Parent, who earned his M.S. in computer science from Rensselaer and B.S. from Siena College, was recently nominated as Ernst and Young’s Entrepreneur of the Year. Both he and Rolland are active with the Western Massachusetts Regional Technology Corp., Parent as board president and Rolland on the marketing and technical steering committees.

Anna Campas ’71
Anna Campas ’71 Hails From Hydra

Anna Campas ’71 recently took ownership of a one-bedroom flat on the Greek island of Hydra in the Aegean Sea. She writes: “Hydra is a unique island in that no cars, bikes, or mopeds are allowed. It is also very rocky and has a fantastic amphitheater-like harbor with views of the Peloponnese. The subject of my RPI bachelor of architecture thesis was the use of energy conservation principles in the design of a tourist community on Hydra. The site chosen was a peninsula adjacent to the harbor. Now 30+ years later the front porch of my flat looks out at the harbor and peninsula.”

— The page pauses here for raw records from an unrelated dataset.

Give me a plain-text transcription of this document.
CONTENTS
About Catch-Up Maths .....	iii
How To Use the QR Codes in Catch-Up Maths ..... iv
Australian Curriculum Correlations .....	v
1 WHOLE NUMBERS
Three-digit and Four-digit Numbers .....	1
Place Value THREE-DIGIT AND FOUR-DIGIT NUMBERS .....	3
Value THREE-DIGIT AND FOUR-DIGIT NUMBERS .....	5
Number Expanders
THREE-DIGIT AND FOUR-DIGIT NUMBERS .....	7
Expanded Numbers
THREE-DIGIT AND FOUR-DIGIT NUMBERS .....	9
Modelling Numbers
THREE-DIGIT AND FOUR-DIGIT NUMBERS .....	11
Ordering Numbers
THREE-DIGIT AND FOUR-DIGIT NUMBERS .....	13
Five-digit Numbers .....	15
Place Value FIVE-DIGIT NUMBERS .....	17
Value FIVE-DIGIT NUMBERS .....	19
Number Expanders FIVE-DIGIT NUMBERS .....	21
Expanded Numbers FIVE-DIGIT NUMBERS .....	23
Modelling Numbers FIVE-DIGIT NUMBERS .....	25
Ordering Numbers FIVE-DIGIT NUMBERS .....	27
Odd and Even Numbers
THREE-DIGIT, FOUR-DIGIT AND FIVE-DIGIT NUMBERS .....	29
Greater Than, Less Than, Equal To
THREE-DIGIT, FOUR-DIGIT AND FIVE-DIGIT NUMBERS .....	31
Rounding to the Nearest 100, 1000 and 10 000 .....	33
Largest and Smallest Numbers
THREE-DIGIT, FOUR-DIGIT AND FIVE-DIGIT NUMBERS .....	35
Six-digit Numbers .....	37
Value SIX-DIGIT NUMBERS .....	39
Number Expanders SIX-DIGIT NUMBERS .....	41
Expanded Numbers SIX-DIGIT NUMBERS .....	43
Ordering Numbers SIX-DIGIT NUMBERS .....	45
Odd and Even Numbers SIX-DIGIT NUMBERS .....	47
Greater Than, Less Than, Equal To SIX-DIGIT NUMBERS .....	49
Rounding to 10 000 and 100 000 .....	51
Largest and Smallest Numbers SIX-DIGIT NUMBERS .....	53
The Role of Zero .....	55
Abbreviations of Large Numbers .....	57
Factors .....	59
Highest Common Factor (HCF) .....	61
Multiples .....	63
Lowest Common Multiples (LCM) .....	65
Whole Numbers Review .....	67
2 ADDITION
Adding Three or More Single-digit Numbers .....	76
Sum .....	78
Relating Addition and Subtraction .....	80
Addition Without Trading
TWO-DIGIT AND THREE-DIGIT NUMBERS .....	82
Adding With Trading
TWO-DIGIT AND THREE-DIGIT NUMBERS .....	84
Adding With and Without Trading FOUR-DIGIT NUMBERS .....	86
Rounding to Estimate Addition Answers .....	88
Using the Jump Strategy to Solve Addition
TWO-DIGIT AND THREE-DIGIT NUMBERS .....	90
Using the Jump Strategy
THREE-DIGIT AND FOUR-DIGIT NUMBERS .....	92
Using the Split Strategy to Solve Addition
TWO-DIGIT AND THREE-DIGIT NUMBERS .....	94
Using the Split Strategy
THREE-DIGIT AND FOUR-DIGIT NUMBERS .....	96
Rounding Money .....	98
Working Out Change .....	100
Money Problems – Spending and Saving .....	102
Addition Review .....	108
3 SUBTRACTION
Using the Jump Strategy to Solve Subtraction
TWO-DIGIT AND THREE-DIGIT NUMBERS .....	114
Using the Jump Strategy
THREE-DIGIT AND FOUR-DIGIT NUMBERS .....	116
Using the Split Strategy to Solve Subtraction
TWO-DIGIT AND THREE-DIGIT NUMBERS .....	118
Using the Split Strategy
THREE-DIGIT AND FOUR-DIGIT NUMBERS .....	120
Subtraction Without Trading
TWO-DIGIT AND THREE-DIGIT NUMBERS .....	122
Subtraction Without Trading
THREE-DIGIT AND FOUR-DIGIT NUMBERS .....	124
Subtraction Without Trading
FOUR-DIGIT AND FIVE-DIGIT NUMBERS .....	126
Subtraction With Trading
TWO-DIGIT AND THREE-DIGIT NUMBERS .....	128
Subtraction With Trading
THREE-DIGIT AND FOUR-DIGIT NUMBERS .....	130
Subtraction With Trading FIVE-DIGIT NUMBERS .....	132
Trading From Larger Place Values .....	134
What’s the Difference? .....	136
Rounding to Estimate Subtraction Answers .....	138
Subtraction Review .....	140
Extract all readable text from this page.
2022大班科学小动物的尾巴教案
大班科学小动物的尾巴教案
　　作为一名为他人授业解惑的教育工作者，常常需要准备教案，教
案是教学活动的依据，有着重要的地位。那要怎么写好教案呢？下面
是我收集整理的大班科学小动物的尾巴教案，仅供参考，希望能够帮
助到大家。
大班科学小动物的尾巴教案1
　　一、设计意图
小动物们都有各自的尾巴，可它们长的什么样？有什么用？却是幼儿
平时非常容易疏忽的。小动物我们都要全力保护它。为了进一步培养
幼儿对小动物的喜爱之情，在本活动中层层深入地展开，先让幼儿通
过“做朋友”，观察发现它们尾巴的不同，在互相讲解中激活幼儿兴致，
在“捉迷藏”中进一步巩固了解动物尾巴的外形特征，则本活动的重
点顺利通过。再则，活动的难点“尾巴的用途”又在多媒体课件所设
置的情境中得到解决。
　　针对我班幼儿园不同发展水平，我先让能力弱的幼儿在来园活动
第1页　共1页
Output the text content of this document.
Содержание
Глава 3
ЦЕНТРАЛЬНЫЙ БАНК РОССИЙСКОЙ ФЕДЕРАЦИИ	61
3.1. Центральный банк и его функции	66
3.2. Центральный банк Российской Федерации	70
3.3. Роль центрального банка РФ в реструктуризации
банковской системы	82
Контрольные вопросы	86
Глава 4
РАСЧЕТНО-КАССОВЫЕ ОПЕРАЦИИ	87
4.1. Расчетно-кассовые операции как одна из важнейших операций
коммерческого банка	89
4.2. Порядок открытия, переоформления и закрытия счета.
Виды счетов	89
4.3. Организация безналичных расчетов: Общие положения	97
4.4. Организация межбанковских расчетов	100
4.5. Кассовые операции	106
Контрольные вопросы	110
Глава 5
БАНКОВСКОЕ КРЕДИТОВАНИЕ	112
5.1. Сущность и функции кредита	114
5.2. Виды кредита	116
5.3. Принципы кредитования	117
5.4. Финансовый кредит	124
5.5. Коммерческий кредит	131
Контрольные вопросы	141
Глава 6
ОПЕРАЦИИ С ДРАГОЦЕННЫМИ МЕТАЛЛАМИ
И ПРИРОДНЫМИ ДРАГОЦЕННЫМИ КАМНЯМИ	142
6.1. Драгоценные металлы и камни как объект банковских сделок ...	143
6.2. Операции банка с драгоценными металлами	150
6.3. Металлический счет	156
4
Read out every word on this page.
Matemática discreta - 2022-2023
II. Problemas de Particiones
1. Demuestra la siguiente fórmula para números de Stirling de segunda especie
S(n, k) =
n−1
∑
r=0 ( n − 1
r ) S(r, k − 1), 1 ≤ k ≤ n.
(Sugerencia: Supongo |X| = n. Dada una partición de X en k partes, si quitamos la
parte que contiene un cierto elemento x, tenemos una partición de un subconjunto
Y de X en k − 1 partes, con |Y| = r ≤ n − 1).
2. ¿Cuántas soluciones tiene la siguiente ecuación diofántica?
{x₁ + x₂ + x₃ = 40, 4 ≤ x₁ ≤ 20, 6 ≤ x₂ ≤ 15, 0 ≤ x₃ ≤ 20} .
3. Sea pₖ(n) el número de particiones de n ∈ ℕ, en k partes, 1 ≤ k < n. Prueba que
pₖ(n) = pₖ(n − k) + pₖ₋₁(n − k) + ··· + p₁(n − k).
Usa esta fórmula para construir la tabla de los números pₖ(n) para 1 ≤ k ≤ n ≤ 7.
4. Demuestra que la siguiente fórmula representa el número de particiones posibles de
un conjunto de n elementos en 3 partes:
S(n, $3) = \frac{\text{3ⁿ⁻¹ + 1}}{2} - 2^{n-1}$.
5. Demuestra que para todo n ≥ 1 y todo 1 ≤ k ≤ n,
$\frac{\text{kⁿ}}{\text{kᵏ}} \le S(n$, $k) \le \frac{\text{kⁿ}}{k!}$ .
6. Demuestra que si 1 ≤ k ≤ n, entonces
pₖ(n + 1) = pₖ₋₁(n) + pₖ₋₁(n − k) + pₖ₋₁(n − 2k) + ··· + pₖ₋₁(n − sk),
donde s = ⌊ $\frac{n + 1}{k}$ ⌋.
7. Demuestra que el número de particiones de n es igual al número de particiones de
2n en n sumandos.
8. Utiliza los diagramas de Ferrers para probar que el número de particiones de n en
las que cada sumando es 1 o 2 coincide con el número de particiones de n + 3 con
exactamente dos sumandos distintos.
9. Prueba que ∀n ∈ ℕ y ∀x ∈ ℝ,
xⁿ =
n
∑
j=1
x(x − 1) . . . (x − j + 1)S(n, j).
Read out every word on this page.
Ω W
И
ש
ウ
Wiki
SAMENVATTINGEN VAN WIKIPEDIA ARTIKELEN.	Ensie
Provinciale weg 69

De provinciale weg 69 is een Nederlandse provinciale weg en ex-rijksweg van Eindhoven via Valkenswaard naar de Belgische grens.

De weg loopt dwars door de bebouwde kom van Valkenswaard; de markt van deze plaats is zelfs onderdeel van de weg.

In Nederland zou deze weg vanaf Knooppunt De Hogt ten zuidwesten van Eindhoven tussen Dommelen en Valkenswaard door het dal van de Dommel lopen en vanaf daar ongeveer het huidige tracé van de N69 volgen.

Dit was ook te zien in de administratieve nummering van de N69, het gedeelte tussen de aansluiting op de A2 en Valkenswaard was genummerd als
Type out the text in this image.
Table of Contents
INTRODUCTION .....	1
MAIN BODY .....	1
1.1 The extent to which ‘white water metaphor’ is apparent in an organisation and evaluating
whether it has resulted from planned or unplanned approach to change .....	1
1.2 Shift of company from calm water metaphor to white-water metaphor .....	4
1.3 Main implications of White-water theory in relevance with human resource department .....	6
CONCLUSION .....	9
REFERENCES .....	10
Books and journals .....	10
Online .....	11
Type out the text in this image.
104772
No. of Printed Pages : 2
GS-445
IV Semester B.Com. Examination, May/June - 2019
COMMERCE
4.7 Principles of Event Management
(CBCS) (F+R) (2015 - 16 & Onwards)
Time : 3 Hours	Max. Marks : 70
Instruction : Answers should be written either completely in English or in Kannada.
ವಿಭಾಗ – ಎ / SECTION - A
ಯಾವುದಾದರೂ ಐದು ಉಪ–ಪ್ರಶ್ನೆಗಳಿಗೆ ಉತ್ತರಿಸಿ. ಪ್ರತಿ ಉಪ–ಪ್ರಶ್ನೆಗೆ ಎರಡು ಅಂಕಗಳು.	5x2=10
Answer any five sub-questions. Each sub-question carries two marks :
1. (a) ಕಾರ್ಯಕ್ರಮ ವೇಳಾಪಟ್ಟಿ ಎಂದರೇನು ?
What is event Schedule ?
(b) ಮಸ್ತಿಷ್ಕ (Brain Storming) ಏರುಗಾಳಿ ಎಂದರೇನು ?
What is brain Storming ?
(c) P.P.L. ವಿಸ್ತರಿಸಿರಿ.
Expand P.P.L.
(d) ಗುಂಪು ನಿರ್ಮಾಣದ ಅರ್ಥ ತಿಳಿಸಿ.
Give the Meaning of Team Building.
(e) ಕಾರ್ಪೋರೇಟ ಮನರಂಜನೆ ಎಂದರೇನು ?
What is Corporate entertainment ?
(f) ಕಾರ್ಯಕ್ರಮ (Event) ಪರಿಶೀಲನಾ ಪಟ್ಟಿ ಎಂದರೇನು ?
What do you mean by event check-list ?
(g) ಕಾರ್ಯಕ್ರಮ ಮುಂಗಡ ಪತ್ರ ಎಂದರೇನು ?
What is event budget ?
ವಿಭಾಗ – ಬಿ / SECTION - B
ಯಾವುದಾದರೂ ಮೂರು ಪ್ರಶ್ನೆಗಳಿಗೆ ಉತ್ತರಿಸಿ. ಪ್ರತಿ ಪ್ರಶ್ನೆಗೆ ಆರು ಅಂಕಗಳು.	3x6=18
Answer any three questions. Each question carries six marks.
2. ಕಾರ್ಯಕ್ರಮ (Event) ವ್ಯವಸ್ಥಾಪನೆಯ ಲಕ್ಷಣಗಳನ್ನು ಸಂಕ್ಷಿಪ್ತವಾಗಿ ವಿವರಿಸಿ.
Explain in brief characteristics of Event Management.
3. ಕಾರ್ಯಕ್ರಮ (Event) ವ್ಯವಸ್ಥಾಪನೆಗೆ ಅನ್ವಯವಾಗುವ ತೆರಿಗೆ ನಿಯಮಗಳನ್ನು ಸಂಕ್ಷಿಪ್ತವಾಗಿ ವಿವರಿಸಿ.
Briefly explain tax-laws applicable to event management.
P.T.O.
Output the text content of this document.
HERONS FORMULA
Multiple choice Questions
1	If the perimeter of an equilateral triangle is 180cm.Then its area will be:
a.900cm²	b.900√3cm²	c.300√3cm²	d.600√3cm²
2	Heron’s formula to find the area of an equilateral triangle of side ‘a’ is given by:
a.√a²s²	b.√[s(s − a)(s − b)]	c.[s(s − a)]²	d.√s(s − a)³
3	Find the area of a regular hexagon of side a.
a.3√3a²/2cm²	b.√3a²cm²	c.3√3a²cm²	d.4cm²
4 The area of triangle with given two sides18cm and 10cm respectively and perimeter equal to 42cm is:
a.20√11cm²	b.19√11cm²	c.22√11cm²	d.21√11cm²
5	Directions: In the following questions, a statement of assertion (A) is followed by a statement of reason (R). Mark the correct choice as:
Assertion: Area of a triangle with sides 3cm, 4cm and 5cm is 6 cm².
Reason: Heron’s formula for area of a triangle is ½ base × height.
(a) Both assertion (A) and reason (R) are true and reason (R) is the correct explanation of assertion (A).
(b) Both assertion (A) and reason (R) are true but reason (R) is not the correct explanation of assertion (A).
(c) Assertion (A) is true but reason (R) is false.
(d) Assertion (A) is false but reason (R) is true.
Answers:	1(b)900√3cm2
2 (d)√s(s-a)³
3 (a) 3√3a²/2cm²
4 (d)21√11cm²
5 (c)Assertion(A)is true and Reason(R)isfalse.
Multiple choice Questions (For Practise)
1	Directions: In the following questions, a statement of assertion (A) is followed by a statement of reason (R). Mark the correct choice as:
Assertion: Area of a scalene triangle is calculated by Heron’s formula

Anna is currently a LEED (Leadership in Energy and Environmental Design) accredited professional and an appointed member of NYS Governor George Pataki’s Green Building Workgroup.

Anna’s flat can be rented! If you are interested please contact her at

Van Ettens ’80 and Dufresnes ’80 Reunite in Ireland
Van Ettens ’80 and Dufresnes ’80 Reunite in Ireland

Chuck Van Etten ’80, his wife, Debbie, and their children, Jackie, Kyle, and Caitlin, are pictured here with Chris Dufresne ’80, his wife, Clare, and their children, Stephanie and Alison, while visiting Kylemore Abbey in Connacht, Ireland. The Van Ettens returned to Ireland to mark their last visit 20 years ago when Chuck was Chris's best man.